ALBERTA Daisy (Schenck) ADAMS
• Native Rights
Inducted: 2010
Deceased: 2009
ALBERTA Daisy (Schenck) ADAMS
As a teenager, Alberta Schenck knew segregation was wrong and she set out to do something about it. After being removed from a segregated movie theater in Nome, she was jailed because the theater’s policies forbade Natives and ‘half-breeds’ from sitting with whites. She subsequently spoke out in a historical essay that appeared in the Nome Nugget in 1944 and she followed up by writing to elected officials expressing the sentiment that was echoed later in the civil rights movement of the 1950s: “I only truthfully know that I am one of God’s children regardless of race, color or creed.” She directly helped to bring about the Alaska Civil Rights Act passed by the Territorial Legislature 10 years before the Brown vs. the Board of Education decision.
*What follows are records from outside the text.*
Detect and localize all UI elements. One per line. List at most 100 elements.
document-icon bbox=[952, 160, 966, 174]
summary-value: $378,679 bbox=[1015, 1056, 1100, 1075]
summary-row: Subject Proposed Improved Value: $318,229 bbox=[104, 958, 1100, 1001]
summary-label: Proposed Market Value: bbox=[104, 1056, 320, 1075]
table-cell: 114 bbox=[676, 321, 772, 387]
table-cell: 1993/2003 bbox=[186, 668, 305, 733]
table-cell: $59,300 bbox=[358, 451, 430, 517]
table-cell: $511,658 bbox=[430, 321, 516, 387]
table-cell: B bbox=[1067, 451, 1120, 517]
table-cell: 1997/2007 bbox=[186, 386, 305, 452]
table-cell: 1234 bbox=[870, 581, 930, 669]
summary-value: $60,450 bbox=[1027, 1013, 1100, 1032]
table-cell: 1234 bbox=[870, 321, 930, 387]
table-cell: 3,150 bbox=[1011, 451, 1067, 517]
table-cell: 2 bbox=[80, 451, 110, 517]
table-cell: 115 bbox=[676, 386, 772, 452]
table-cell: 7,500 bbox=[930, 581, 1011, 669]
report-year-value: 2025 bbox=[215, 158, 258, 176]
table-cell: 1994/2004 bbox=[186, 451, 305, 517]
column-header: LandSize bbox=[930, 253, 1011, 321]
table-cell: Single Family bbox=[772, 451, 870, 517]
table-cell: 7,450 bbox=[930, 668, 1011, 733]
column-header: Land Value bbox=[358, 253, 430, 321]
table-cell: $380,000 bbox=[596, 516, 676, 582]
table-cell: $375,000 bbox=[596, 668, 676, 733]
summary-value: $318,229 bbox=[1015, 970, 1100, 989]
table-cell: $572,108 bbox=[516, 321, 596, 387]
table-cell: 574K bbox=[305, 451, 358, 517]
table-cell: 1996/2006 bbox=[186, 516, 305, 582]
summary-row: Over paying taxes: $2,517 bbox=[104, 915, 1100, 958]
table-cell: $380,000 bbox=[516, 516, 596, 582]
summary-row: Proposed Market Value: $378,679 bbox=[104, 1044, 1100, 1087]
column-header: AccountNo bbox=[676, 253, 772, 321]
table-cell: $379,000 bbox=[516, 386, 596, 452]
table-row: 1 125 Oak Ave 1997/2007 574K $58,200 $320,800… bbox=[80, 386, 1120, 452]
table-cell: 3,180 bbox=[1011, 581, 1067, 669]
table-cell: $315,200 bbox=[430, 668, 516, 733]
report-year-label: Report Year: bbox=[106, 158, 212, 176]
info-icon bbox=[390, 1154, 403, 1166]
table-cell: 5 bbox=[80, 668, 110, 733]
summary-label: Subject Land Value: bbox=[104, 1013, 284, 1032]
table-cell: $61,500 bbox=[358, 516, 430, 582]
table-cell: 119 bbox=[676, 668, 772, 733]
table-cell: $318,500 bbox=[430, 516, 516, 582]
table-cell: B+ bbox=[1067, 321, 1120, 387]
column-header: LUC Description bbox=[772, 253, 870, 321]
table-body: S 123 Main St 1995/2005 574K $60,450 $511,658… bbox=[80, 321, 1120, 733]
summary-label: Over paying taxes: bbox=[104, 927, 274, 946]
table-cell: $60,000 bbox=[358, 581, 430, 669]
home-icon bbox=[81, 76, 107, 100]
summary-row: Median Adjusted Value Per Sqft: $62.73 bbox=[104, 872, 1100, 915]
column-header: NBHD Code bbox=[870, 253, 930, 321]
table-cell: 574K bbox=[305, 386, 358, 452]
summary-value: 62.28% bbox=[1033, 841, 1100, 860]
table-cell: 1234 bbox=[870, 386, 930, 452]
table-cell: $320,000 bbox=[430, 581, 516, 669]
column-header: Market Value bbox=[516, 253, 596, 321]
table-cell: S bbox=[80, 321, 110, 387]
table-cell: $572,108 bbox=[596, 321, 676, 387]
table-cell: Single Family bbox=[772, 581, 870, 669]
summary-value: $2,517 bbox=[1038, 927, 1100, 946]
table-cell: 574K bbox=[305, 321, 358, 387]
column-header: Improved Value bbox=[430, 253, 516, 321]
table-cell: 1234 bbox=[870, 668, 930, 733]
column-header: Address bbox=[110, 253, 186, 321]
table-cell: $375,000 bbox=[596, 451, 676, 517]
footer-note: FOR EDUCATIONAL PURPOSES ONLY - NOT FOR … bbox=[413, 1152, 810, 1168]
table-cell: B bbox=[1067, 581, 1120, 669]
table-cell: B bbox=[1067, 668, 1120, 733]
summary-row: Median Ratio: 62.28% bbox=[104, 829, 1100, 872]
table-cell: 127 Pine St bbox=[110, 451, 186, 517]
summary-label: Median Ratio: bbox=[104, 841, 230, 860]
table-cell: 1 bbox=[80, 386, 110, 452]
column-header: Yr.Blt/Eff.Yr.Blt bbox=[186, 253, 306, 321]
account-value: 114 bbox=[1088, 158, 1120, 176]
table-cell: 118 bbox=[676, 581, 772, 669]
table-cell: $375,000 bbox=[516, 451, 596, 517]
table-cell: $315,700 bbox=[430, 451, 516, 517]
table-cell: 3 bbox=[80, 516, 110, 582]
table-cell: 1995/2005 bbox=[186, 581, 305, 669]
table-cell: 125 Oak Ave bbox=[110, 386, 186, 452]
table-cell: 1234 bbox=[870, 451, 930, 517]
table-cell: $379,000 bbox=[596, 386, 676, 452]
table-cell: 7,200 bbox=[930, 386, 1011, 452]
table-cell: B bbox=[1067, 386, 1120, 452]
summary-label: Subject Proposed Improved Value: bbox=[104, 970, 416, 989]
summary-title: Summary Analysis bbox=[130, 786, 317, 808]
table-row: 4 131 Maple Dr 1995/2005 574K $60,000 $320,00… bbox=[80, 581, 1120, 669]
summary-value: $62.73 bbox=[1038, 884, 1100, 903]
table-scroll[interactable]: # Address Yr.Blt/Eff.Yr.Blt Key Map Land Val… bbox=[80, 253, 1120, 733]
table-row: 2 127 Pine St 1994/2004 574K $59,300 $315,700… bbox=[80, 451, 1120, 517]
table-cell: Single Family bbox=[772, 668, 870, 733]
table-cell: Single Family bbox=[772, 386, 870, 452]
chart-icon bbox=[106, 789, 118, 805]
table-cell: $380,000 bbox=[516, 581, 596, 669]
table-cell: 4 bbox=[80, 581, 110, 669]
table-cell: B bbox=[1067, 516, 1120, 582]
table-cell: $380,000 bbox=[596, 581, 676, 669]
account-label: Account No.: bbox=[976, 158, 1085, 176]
Much of Alberta’s advocacy was linked to her family, in particular, her Aunt Frances Longley and Frances’ partner, Territorial Senator O.D. Cochran, their children, and friend, Ernest Gruening. Alberta’s unique family relationships allowed her to share her ideas with people directly involved in voting on the Alaska Civil Rights Act. Alberta’s aunt was a member of the Arctic Native Sisterhood in Nome which provided the connection with Roy and Elizabeth Peratrovich. Alberta was able to provide crucial testimony from Northwestern Alaska that directly contributed to the passage of the Anti-Discrimination Bill.
Throughout her life, Alberta Daisy Schenck Adams believed it is not possible to hold moral norms without practical compassion for the very people to whom Truth is spoken with love, even if they disagree.